There are two methods that will be useful for your implementation:
1. lab_utils.get_betweenness_dictionary()
This function takes two arguments -- edges and costs -- and returns a dictionary where the keys are edges and the values are the edge betweeness centrality. This function relies on networkx commands. In the first iteration of the algorithm, the dictionary contains the following values:
#key value
('v1', 'v2') 1.0
('v1', 'v3') 6.0
('v2', 'v3') 6.0
('v3', 'v5') 15.0
('v5', 'v6') 7.5
('v5', 'v7') 7.5
('v5', 'v4') 7.0
('v6', 'v8') 3.5
('v6', 'v7') 1.0
('v8', 'v7') 3.5
This is consistent with these calculations for edges (v3,v5) and (v7,v8):
2. lab_utils.remove_edge(e,edges,adj_list)
This function takes three arguments - an edge e (a key from the centralities dictionary), an edge list, and an adjacency list. It removes e from both the edge list and the adjacency list. This function does not return any values, since these removals happen directly to the variables. You can confirm with the following lines, as a sanity check:
print(len(edges))
lab_utils.remove_edge(edges[0],edges,adj_list)
print(len(edges))
Following the lab's pseudocode, implement the rest of the Girvan-Newman algorithm. This function should return a single list that captures all partitions of the graph. My function definition has four arguments:
def get_communities(nodes,edges,costs,adj_list):
However, you may choose to use different variables.
❓ Watch out for removing elements of lists/dictionaries if your FOR loop is iterating over those lists. You can pass the copy_edges list into the community detection method so you don't lose edges for visualizing.

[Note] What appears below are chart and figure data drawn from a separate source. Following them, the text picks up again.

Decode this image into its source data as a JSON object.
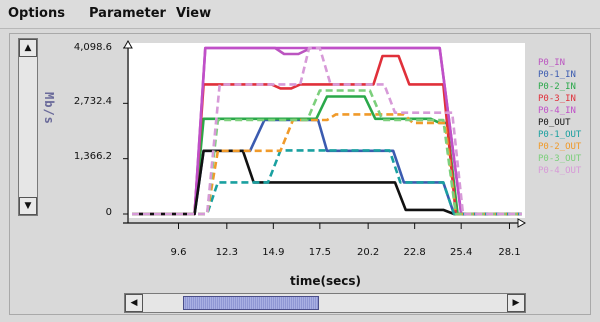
{
  "menu": {
    "items": [
      "Options",
      "Parameter",
      "View"
    ]
  },
  "colors": {
    "P0_IN": "#bb55c0",
    "P0-1_IN": "#3b5bb0",
    "P0-2_IN": "#2aa84a",
    "P0-3_IN": "#e0303a",
    "P0-4_IN": "#c050c8",
    "P0_OUT": "#111111",
    "P0-1_OUT": "#1aa0a0",
    "P0-2_OUT": "#f09a2a",
    "P0-3_OUT": "#7ccf7c",
    "P0-4_OUT": "#d79ad8"
  },
  "icons": {
    "scroll_up": "triangle-up-icon",
    "scroll_down": "triangle-down-icon",
    "scroll_left": "triangle-left-icon",
    "scroll_right": "triangle-right-icon"
  },
  "chart_data": {
    "type": "line",
    "title": "",
    "xlabel": "time(secs)",
    "ylabel": "Mb/s",
    "x_ticks": [
      "9.6",
      "12.3",
      "14.9",
      "17.5",
      "20.2",
      "22.8",
      "25.4",
      "28.1"
    ],
    "y_ticks": [
      "0",
      "1,366.2",
      "2,732.4",
      "4,098.6"
    ],
    "xlim": [
      7.0,
      28.8
    ],
    "ylim": [
      0,
      4098.6
    ],
    "grid": false,
    "legend_position": "right",
    "series": [
      {
        "name": "P0_IN",
        "style": "solid",
        "x": [
          7.0,
          10.5,
          11.1,
          15.0,
          15.5,
          16.3,
          17.0,
          24.2,
          25.4,
          28.8
        ],
        "y": [
          0,
          0,
          4098.6,
          4098.6,
          3950,
          3950,
          4098.6,
          4098.6,
          0,
          0
        ]
      },
      {
        "name": "P0-1_IN",
        "style": "solid",
        "x": [
          7.0,
          10.5,
          11.0,
          13.6,
          14.4,
          17.4,
          17.9,
          21.6,
          22.2,
          24.4,
          25.0,
          28.8
        ],
        "y": [
          0,
          0,
          1560,
          1560,
          2320,
          2320,
          1560,
          1560,
          780,
          780,
          0,
          0
        ]
      },
      {
        "name": "P0-2_IN",
        "style": "solid",
        "x": [
          7.0,
          10.5,
          11.0,
          17.3,
          17.9,
          20.0,
          20.6,
          23.7,
          24.2,
          24.6,
          25.2,
          28.8
        ],
        "y": [
          0,
          0,
          2350,
          2350,
          2900,
          2900,
          2350,
          2350,
          2250,
          2250,
          0,
          0
        ]
      },
      {
        "name": "P0-3_IN",
        "style": "solid",
        "x": [
          7.0,
          10.5,
          11.0,
          14.8,
          15.3,
          15.9,
          16.4,
          20.5,
          21.0,
          21.9,
          22.5,
          24.4,
          25.1,
          28.8
        ],
        "y": [
          0,
          0,
          3200,
          3200,
          3100,
          3100,
          3200,
          3200,
          3900,
          3900,
          3200,
          3200,
          0,
          0
        ]
      },
      {
        "name": "P0-4_IN",
        "style": "solid",
        "x": [
          7.0,
          10.5,
          11.1,
          24.2,
          25.4,
          28.8
        ],
        "y": [
          0,
          0,
          4098.6,
          4098.6,
          0,
          0
        ]
      },
      {
        "name": "P0_OUT",
        "style": "solid",
        "x": [
          7.0,
          10.5,
          11.0,
          13.2,
          13.8,
          21.7,
          22.3,
          24.4,
          25.0,
          28.8
        ],
        "y": [
          0,
          0,
          1560,
          1560,
          780,
          780,
          100,
          100,
          0,
          0
        ]
      },
      {
        "name": "P0-1_OUT",
        "style": "dashed",
        "x": [
          7.0,
          11.2,
          11.8,
          14.6,
          15.3,
          21.4,
          22.0,
          24.4,
          25.0,
          28.8
        ],
        "y": [
          0,
          0,
          780,
          780,
          1570,
          1570,
          780,
          780,
          0,
          0
        ]
      },
      {
        "name": "P0-2_OUT",
        "style": "dashed",
        "x": [
          7.0,
          11.2,
          11.8,
          15.3,
          16.0,
          17.9,
          18.4,
          22.2,
          22.7,
          24.5,
          25.1,
          28.8
        ],
        "y": [
          0,
          0,
          1560,
          1560,
          2320,
          2320,
          2460,
          2460,
          2250,
          2250,
          0,
          0
        ]
      },
      {
        "name": "P0-3_OUT",
        "style": "dashed",
        "x": [
          7.0,
          11.2,
          11.8,
          16.8,
          17.5,
          20.3,
          21.0,
          24.4,
          25.1,
          28.8
        ],
        "y": [
          0,
          0,
          2320,
          2320,
          3050,
          3050,
          2320,
          2320,
          0,
          0
        ]
      },
      {
        "name": "P0-4_OUT",
        "style": "dashed",
        "x": [
          7.0,
          11.2,
          11.9,
          16.4,
          16.9,
          17.5,
          18.1,
          21.1,
          21.7,
          24.9,
          25.5,
          28.8
        ],
        "y": [
          0,
          0,
          3200,
          3200,
          4098.6,
          4098.6,
          3200,
          3200,
          2500,
          2500,
          0,
          0
        ]
      }
    ]
  }
}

Once you have a partition of nodes, you can post a colored version of the graph by passing in a single partition (an element of the returned list) as the last argument to the viz_graph() function.
This mouse network is from Neurodata, a repository of connectomes. The network is from Network anatomy and in vivo physiology of visual cortical neurons by Bock et al. (Nature 2011). It represents the mouse primary visual cortex based on identifying neurons' local network from electron microscopy. Components of this network are shown in Figures 5b & 5c below:
Run the Girvan Newman on this network (the edges are stored in 'mouse_visual_cortex_edges.txt') and visualize some number of communities in GraphSpace.
🌟 You're Done with Tasks A-D! No code handin is required. Instead, you will share your Example and Mouse networks colored by communities (and any saved layouts) with the BIO331F20 Group.